Problem is, phone cams are pretty rubbish in low light, any slightly fast moving object, anything requiring a flash etc etc. My friend has recently invested in an SLR and, while a self-confessed amateur, recently posted some recent pics he took and I think they’re great. The outstanding difference between them and the photos he used to take on his iphone is the clarity, and the ability to focus on the subject while the background generally remains just that – background. That’s because you can, with a little expertise, tweak an SLR to take great pics, and nowadays they’re so clever they can do most of that work for you anyway.

And that’s what I noticed is the primary difference between an mobile cam and an SLR. The electronics in the mobile simply aren’t sophisticated enough to distinguish between the subject you really want to focus on, and what is just background ‘stuff’. So it tries to focus on everything it sees. For many people, this will do, but it’s just not even close to the quality of the SLR. he megapixel may be similar, but despite what the salesman tells you, megapixels alone do not guarantee you a good photo. The superiority of the SLR is down to the lens, its ability to focus on what’s important.

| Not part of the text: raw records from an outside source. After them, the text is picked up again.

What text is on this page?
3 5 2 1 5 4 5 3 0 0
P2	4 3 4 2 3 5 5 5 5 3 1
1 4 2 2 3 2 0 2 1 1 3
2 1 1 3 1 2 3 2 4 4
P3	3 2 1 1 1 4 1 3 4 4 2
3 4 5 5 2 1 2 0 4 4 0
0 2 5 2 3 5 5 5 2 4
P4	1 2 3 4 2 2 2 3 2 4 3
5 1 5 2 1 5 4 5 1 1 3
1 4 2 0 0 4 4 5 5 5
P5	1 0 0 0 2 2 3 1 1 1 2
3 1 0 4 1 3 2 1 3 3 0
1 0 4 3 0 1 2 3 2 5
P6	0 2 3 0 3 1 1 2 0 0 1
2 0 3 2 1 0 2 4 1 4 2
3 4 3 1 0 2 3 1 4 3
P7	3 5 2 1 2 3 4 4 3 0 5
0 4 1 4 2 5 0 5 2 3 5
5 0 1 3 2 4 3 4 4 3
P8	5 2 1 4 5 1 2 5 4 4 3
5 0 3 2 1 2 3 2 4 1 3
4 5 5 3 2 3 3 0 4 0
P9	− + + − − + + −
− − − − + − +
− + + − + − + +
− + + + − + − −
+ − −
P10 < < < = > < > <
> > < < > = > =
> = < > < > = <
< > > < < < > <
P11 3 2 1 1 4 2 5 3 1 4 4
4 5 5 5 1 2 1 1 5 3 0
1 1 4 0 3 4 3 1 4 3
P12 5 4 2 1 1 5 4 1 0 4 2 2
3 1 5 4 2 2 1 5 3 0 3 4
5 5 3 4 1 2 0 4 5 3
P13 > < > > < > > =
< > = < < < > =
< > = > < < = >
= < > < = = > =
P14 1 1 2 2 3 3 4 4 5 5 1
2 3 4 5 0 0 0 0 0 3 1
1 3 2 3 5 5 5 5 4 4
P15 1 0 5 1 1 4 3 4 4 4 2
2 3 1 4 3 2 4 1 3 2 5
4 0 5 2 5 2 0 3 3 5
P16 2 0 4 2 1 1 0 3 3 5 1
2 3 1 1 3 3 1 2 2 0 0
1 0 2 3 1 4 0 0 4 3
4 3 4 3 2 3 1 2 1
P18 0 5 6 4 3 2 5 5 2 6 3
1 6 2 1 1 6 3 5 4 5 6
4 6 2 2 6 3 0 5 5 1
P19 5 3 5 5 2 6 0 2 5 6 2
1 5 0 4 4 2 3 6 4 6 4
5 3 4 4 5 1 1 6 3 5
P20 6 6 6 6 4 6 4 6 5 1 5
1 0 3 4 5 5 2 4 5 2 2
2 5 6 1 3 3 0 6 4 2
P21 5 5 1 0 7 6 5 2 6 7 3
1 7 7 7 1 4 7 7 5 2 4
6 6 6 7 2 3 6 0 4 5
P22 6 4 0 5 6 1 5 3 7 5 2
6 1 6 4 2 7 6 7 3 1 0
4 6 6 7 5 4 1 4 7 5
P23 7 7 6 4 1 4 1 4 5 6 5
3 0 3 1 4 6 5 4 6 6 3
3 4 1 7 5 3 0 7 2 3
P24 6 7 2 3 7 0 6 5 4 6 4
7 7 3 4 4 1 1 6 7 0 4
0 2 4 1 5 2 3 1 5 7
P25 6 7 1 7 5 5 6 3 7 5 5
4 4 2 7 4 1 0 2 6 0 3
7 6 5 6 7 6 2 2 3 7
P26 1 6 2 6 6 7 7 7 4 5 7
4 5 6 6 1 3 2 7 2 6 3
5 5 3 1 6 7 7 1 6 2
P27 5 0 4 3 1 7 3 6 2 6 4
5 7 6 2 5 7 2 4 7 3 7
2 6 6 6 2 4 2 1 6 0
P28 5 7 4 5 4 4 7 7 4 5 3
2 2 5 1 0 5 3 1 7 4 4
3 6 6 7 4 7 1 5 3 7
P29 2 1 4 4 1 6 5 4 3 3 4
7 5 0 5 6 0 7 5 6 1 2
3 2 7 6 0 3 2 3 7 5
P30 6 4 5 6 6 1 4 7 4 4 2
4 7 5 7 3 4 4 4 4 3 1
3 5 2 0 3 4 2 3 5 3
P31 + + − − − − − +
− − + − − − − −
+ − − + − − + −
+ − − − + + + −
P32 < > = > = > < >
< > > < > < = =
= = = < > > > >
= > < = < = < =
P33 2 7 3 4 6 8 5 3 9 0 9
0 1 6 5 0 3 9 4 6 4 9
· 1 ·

So why am I banging on about the technical qualities of cameras? Because I can now bring us back to my opening statement, that we collectively are no better than a mostly average mobile camera. It should now be clear why this is but just to bring it all together,

1) We have an unnerving tendency to settle for ‘average’ quality in far too many things.

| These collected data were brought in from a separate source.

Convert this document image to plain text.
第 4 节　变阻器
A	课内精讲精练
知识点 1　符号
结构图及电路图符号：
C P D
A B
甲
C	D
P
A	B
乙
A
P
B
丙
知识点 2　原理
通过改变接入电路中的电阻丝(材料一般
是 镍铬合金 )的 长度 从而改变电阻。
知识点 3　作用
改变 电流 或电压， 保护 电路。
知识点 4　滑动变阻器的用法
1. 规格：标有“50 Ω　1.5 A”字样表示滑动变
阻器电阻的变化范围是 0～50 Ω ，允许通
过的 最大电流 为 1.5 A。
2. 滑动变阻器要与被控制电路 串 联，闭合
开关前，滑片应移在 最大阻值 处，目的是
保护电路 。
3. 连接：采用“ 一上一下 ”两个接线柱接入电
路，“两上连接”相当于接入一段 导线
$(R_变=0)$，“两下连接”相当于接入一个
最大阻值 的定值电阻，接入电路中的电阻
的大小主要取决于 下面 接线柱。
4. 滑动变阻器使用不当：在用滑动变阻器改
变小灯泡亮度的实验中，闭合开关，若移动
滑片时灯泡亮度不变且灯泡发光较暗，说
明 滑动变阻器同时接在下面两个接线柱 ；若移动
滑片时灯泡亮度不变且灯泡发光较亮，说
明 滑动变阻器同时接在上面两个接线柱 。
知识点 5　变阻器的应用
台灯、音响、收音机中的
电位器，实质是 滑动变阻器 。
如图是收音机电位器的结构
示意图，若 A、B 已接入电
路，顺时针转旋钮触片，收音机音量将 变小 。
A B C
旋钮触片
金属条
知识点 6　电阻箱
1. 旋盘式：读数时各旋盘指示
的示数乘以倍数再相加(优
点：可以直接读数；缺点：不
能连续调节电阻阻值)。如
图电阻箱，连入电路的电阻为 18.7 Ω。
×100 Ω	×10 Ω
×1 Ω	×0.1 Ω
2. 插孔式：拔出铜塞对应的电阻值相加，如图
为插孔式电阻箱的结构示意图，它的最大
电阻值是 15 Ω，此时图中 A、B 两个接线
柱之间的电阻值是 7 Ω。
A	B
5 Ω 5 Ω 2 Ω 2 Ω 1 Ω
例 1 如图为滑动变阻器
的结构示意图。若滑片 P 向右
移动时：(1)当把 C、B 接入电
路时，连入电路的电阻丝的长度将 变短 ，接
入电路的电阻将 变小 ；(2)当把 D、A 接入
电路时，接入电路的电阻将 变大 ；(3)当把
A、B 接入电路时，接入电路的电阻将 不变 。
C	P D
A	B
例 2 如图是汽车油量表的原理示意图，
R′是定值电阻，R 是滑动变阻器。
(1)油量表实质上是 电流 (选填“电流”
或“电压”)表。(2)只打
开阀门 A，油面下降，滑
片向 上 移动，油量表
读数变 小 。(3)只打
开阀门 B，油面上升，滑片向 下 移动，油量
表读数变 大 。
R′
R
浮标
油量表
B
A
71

2) We struggle, generally, to focus on what’s important.

If you look at the real success stories around us, those household names who’ve made it big, they are the exact opposite of these 2 tendencies. They have an innate ability to focus on the target, and they never settle for average. I confess that I have been known to lose focus on the goal myself. Maybe you can relate to this. I come up with a grand plan for success, health, wealth, whatever and I set it in motion, but in the middle of the project something else distracts me, or another idea or project comes into my mind and the next thing I know, I’m sidetracked. I’ve lost focus. Try and juggle too many items, and they will come crashing down. Focus on keeping one thing up in the air and your chances of success are much higher. Makes sense, no?

So the takeaways from today’s story are,

1) Focus relentlessly on what you need to do

2) Ignore the background stuff

3) Don’t get distracted. That’s what losers do.

The great joy is that, we as human beings do, in fact, have the capacity to keep several projects going at once. I don’t believe it is necessary to ignore one’s physical health, for example, to achieve a financial or educational goal. And yet again, it comes down to how good you’ve built your team around you to help you achieve all the things you want. Oh, and be prepare to adapt. Don’t continue to offer what no-one needs, or more importantly, what everyone already has and doesn’t need any more of. Think about what you offer as a person. Because if no-one wants it, you’re out of business. RIP Jessops.